Ce sommet vise aussi à motiver et à éduquer la population.
C’est l'événement qui fait culminer plusieurs mois de mobilisation et d’éducation populaire au sujet du droit à l’alimentation, explique Jessica Dufresne, chargée de cours à l'Université d’Ottawa et chargée de projet en matière de droit à l’alimentation au Regroupement des cuisines collectives du Québec.
Environ 400 personnes issues de divers secteurs de la société et des systèmes alimentaires québécois, par exemple des chercheurs, des agriculteurs, des élus et des acteurs du milieu communautaire, sont réunies à l’hôtel Delta à Sherbrooke.

Jessica Dufresne est chargée de cours à l'Université d’Ottawa et chargée de projet en matière de droit à l’alimentation au Regroupement des cuisines collectives du Québec.
Photo : Radio-Canada / Alexandra Duchaine
Le Québec et le Canada ont signé des traités internationaux qui reconnaissent le droit à l'alimentation.
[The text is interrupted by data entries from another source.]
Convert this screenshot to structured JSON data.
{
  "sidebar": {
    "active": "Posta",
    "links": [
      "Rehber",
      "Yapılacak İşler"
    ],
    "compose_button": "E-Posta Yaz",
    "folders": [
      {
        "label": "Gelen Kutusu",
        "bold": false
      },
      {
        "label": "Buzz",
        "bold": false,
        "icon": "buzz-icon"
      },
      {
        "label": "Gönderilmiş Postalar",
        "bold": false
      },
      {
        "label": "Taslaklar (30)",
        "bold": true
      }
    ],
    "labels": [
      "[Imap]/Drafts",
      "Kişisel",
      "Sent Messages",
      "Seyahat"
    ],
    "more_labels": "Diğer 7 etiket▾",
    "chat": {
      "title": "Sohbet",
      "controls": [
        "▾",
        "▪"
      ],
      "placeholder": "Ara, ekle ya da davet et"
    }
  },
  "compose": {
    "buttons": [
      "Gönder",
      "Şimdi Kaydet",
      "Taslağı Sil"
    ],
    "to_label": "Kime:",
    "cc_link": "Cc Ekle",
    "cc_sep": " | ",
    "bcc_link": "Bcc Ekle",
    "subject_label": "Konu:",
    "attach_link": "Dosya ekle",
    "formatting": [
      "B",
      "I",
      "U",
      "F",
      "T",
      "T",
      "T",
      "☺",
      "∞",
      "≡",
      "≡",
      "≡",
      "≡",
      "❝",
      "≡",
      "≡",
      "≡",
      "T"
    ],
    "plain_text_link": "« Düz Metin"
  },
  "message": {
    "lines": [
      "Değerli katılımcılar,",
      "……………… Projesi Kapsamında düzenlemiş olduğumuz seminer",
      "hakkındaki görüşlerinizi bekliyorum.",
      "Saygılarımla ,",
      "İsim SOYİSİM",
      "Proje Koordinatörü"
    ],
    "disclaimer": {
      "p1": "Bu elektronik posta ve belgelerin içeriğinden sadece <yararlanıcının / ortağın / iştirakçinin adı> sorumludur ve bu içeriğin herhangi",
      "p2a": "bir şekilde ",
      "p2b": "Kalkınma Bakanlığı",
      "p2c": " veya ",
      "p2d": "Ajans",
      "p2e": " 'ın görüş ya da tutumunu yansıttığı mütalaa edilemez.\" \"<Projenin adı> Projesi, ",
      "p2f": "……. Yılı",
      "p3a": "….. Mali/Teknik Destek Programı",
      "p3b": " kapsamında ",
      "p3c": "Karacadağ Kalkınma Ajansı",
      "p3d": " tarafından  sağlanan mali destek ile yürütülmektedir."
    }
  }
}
Malheureusement, ça n’a jamais été transposé dans notre système juridique, donc la loi-cadre viendrait asseoir ce droit dans notre système, ajoute Mme Dufresne.
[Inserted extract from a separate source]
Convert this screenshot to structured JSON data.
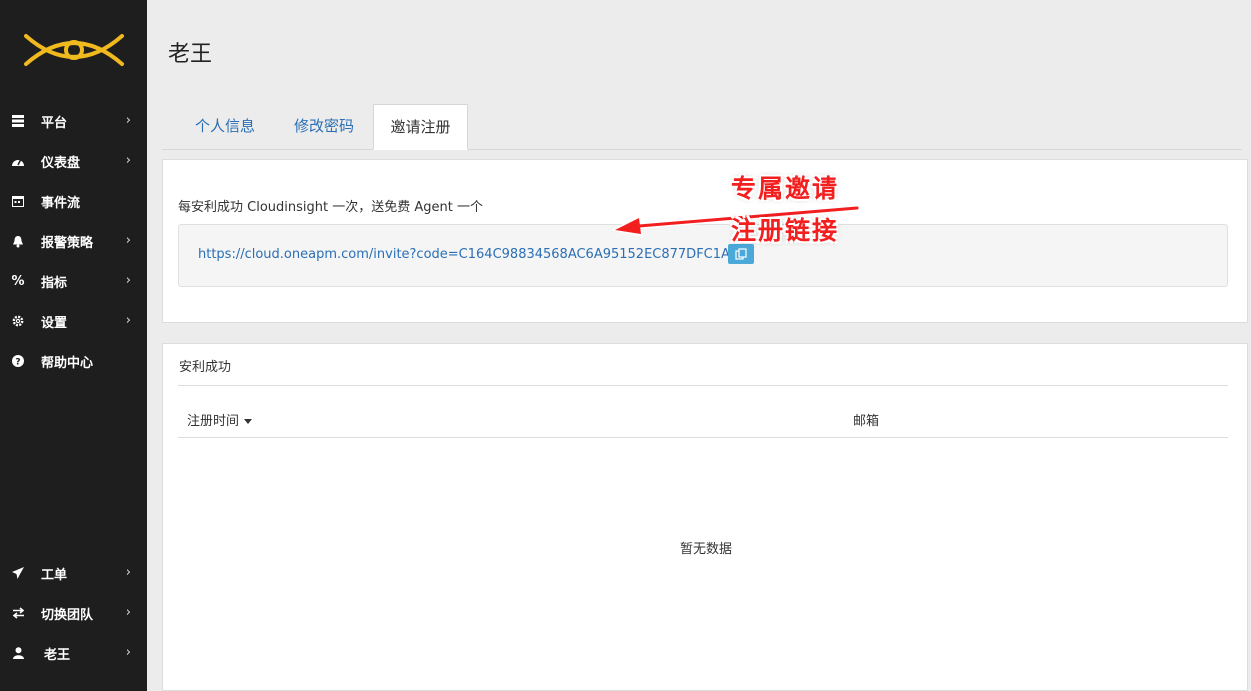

Des représentants des gouvernements du Québec et du Canada ainsi que de l’étranger sont également attendus.
C'est une mesure qui a fait ses preuves à plusieurs endroits dans le monde : je pense au Brésil, notamment. Il y a plusieurs pays qui y pensent, notamment la France et la Suisse, explique Mme Dufresne.
Une loi pour répondre à plusieurs problèmes
Actuellement, près d'un Québécois sur cinq est touché par l'insécurité alimentaire. Selon plusieurs experts, ce chiffre pourrait augmenter au cours des prochaines années.
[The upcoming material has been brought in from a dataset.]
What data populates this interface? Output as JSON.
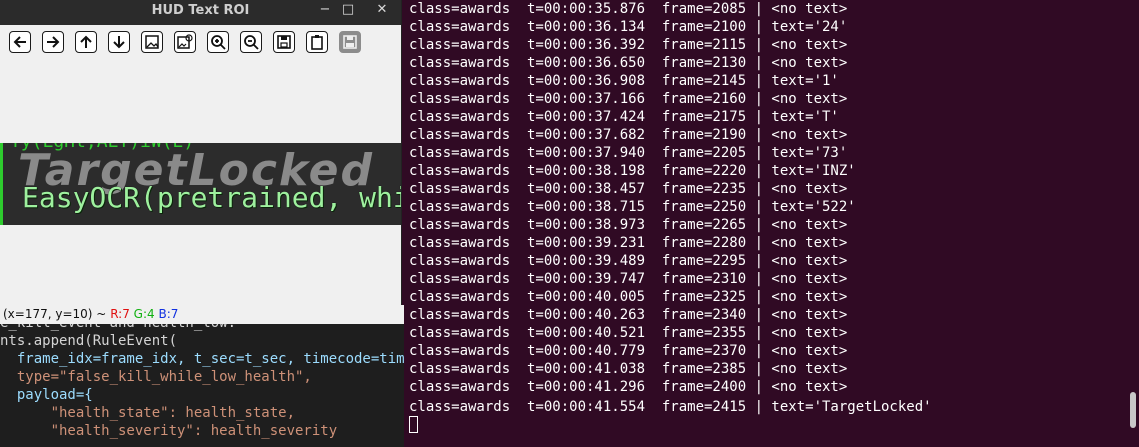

C’est pour répondre à ce problème-là et aussi pour répondre à la crise qu’on voit dans le système alimentaire : les producteurs agricoles qui voient le coût des intrants et le coût des terres agricoles augmenter et toutes les inégalités qu’on voit dans les différents secteurs du système alimentaire, que ce soit dans la transformation ou dans la distribution.
Pour l’animateur de ce sommet, Christian Bégin, l’insécurité alimentaire est un problème criant.

Christian Bégin
Photo : Radio-Canada
Il n’y a aucune charte, aucune loi, dans laquelle ce droit-là est enchâssé, qui permettrait de reconnaître officiellement le droit à l’alimentation dans la province, de coordonner l’action des différents ministères concernés, de briser le travail en vase clos qui se fait, des fois, entre les différents intervenants et de favoriser la participation équitable de toutes les parties prenantes au système alimentaire.
Des idées québécoises jusqu’en France
Il n’y a pas que le Canada qui souhaite faire avancer la législation dans ce sens : la France y songe aussi.
On a eu le contexte de l’état de l’alimentation au Québec hier et c’est le même en France : une précarité qui se développe, des besoins de plus en plus forts et des moyens qui ne font que baisser, constate Boris Tavernier, député du Rhône, en France, qui prend part à l'événement.
M. Tavernier a déposé une résolution il y a quelques mois pour faire entrer le droit à l’alimentation dans la Constitution française.
Le Québec a toujours été très inspirant : je viens m’y inspirer.
L'alimentation ne doit pas être un privilège mais un droit.
Ce sommet est le résultat de plusieurs présommets qui ont eu lieu dernièrement.